March 29, 2005, 12:38 PM — This Week's Highlighted Research:
Radicati Group, "WLAN infrastructure, security and management market, 2004-2008"
META Group Research, "WLAN security: Is it safe yet?"
Dell'Oro Group, "Dell'Oro Group Quarterly Wireless LAN Report"
In-Stat/MDR, "China's WLAN market analysis and forecast 2003-2008"
My readers know by now that I usually start out my columns with some sort of personal story or recollection. I'm writing this week's newsletter from Burma, one of the few places on earth where Internet is forbidden by law, so there are, regrettably, no technology stories here to relate, although I did enjoy seeing a beautiful, huge blue lizard outside my hotel door. There is, however, no conceivable way I can relate the issue of WLANs to my present location, so I'll just dive right in.
There are some technologies that take a little while to catch on. We first had our doubts, due to the lack of standard protocols and serious concerns over security, but it would seem that's being sorted out. The Radicati Group indicates that enterprise WLAN is making some significant headway, both through improved security, and integration with wired networks. The study predicts that by 2008, there will be 120 million WLAN users, making this a very significant market indeed. Radicati cites ease of use and roaming capabilities to be the biggest draws in decisions to deploy the technology at the enterprise level.
Is it safe? META Group answers that question in their report, noting improvements over the older, weaker Wired Equivalent Privacy (WEP) security model. These improvements are at least partly responsible for the recent acceptance of WLAN in the enterprise and the number of increased deployments. The new WiFi Protected Access (WPA) protocol does go a long way in making WLANs safe for the enterprise. However, META notes that the improvements still only cover basic authentication and encryption, and enterprise users of WLAN are still advised to integrate their WLAN security with LAN security.

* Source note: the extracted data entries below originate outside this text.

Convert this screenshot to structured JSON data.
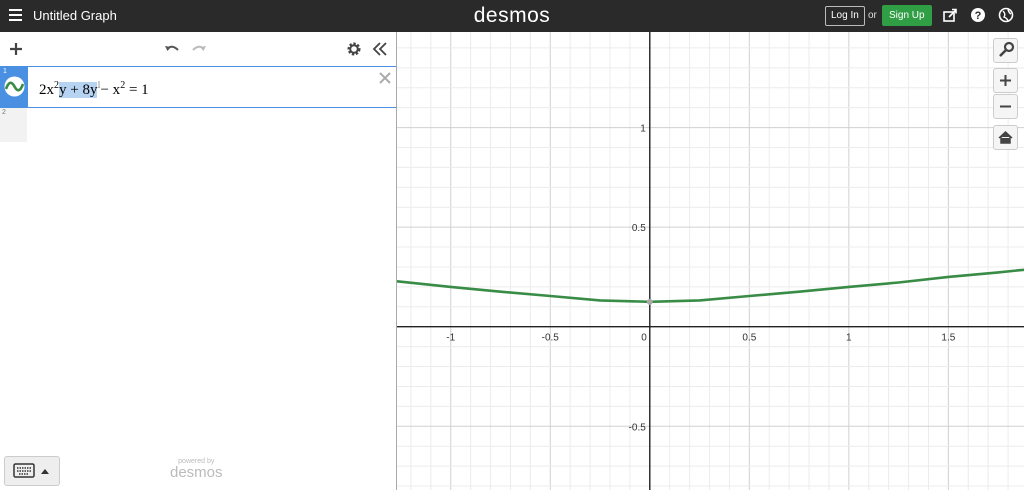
{
  "app": {
    "graph_title": "Untitled Graph",
    "brand": "desmos"
  },
  "header": {
    "login_label": "Log In",
    "or_label": "or",
    "signup_label": "Sign Up",
    "signup_color": "#2f9e44"
  },
  "icons": {
    "menu": "hamburger-icon",
    "add": "plus-icon",
    "undo": "undo-icon",
    "redo": "redo-icon",
    "settings": "gear-icon",
    "collapse": "double-chevron-left-icon",
    "share": "share-icon",
    "help": "help-icon",
    "language": "globe-icon",
    "wrench": "wrench-icon",
    "zoom_in": "zoom-in-icon",
    "zoom_out": "zoom-out-icon",
    "home": "home-icon",
    "keyboard": "keyboard-icon"
  },
  "expressions": [
    {
      "index": "1",
      "parts": {
        "a": "2x",
        "b": "2",
        "c": "y + 8y",
        "d": "− x",
        "e": "2",
        "f": " = 1"
      },
      "color": "#388c46"
    },
    {
      "index": "2"
    }
  ],
  "footer": {
    "powered_by": "powered by",
    "brand": "desmos"
  },
  "chart_data": {
    "type": "line",
    "title": "",
    "xlabel": "",
    "ylabel": "",
    "xlim": [
      -1.27,
      1.88
    ],
    "ylim": [
      -0.82,
      1.48
    ],
    "grid": true,
    "x_ticks": [
      "-1",
      "-0.5",
      "0",
      "0.5",
      "1",
      "1.5"
    ],
    "y_ticks": [
      "1",
      "0.5",
      "-0.5"
    ],
    "series": [
      {
        "color": "#388c46",
        "x": [
          -1.27,
          -1.0,
          -0.75,
          -0.5,
          -0.25,
          0,
          0.25,
          0.5,
          0.75,
          1.0,
          1.25,
          1.5,
          1.75,
          1.88
        ],
        "y": [
          0.228,
          0.2,
          0.176,
          0.154,
          0.132,
          0.125,
          0.132,
          0.154,
          0.176,
          0.2,
          0.222,
          0.25,
          0.273,
          0.286
        ]
      }
    ],
    "highlight_point": {
      "x": 0,
      "y": 0.125
    }
  }
}
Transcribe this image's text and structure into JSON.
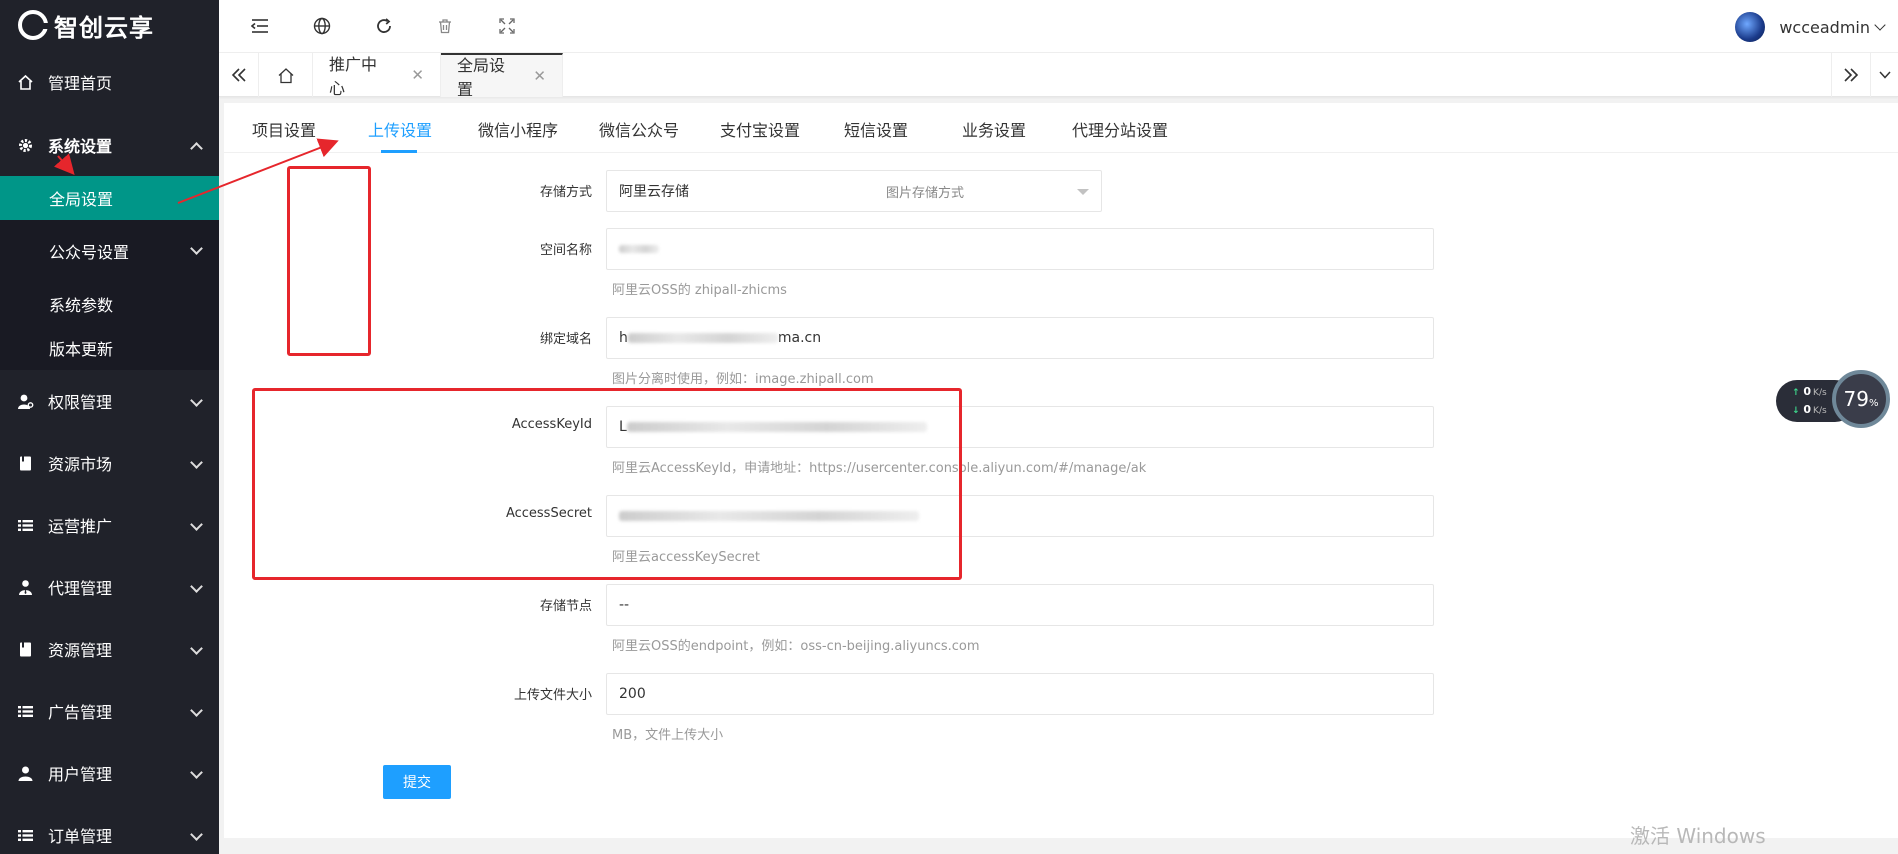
{
  "app": {
    "logo_text": "智创云享"
  },
  "sidebar": {
    "items": [
      {
        "label": "管理首页",
        "icon": "home-icon"
      },
      {
        "label": "系统设置",
        "icon": "gear-icon",
        "expanded": true
      },
      {
        "label": "权限管理",
        "icon": "permission-icon"
      },
      {
        "label": "资源市场",
        "icon": "resource-icon"
      },
      {
        "label": "运营推广",
        "icon": "list-icon"
      },
      {
        "label": "代理管理",
        "icon": "agent-icon"
      },
      {
        "label": "资源管理",
        "icon": "resource-icon"
      },
      {
        "label": "广告管理",
        "icon": "list-icon"
      },
      {
        "label": "用户管理",
        "icon": "user-icon"
      },
      {
        "label": "订单管理",
        "icon": "list-icon"
      }
    ],
    "sub_items": [
      {
        "label": "全局设置",
        "active": true
      },
      {
        "label": "公众号设置"
      },
      {
        "label": "系统参数"
      },
      {
        "label": "版本更新"
      }
    ],
    "active_color": "#009688"
  },
  "header": {
    "username": "wcceadmin"
  },
  "page_tabs": [
    {
      "label": "推广中心"
    },
    {
      "label": "全局设置",
      "active": true
    }
  ],
  "content_tabs": [
    {
      "label": "项目设置"
    },
    {
      "label": "上传设置",
      "active": true
    },
    {
      "label": "微信小程序"
    },
    {
      "label": "微信公众号"
    },
    {
      "label": "支付宝设置"
    },
    {
      "label": "短信设置"
    },
    {
      "label": "业务设置"
    },
    {
      "label": "代理分站设置"
    }
  ],
  "form": {
    "storage": {
      "label": "存储方式",
      "value": "阿里云存储",
      "hint": "图片存储方式"
    },
    "bucket": {
      "label": "空间名称",
      "value": "",
      "hint": "阿里云OSS的 zhipall-zhicms"
    },
    "domain": {
      "label": "绑定域名",
      "value_prefix": "h",
      "value_suffix": "ma.cn",
      "hint": "图片分离时使用，例如：image.zhipall.com"
    },
    "access_key_id": {
      "label": "AccessKeyId",
      "value_prefix": "L",
      "hint": "阿里云AccessKeyId，申请地址：https://usercenter.console.aliyun.com/#/manage/ak"
    },
    "access_secret": {
      "label": "AccessSecret",
      "hint": "阿里云accessKeySecret"
    },
    "endpoint": {
      "label": "存储节点",
      "value": "--",
      "hint": "阿里云OSS的endpoint，例如：oss-cn-beijing.aliyuncs.com"
    },
    "max_size": {
      "label": "上传文件大小",
      "value": "200",
      "hint": "MB，文件上传大小"
    },
    "submit_label": "提交"
  },
  "speed_widget": {
    "up": "0",
    "down": "0",
    "unit": "K/s",
    "percent": "79",
    "percent_sign": "%"
  },
  "watermark": "激活 Windows",
  "accent_color": "#1e9fff",
  "annotation_color": "#e6262c"
}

In addition to enhanced security, the next generation of WLANs delivers higher throughput, longer range, and greater capacity, according to Datacomm Research, all contributing factors to Datacomm's bold prediction that WLAN equipment shipments will triple within five years. Datacomm agrees that enterprises have been cautious due to the security factor, but notes that the popularity of notebook PCs will force the hand of enterprise managers to offer wireless connectivity, and to ensure that those notebooks have been secured.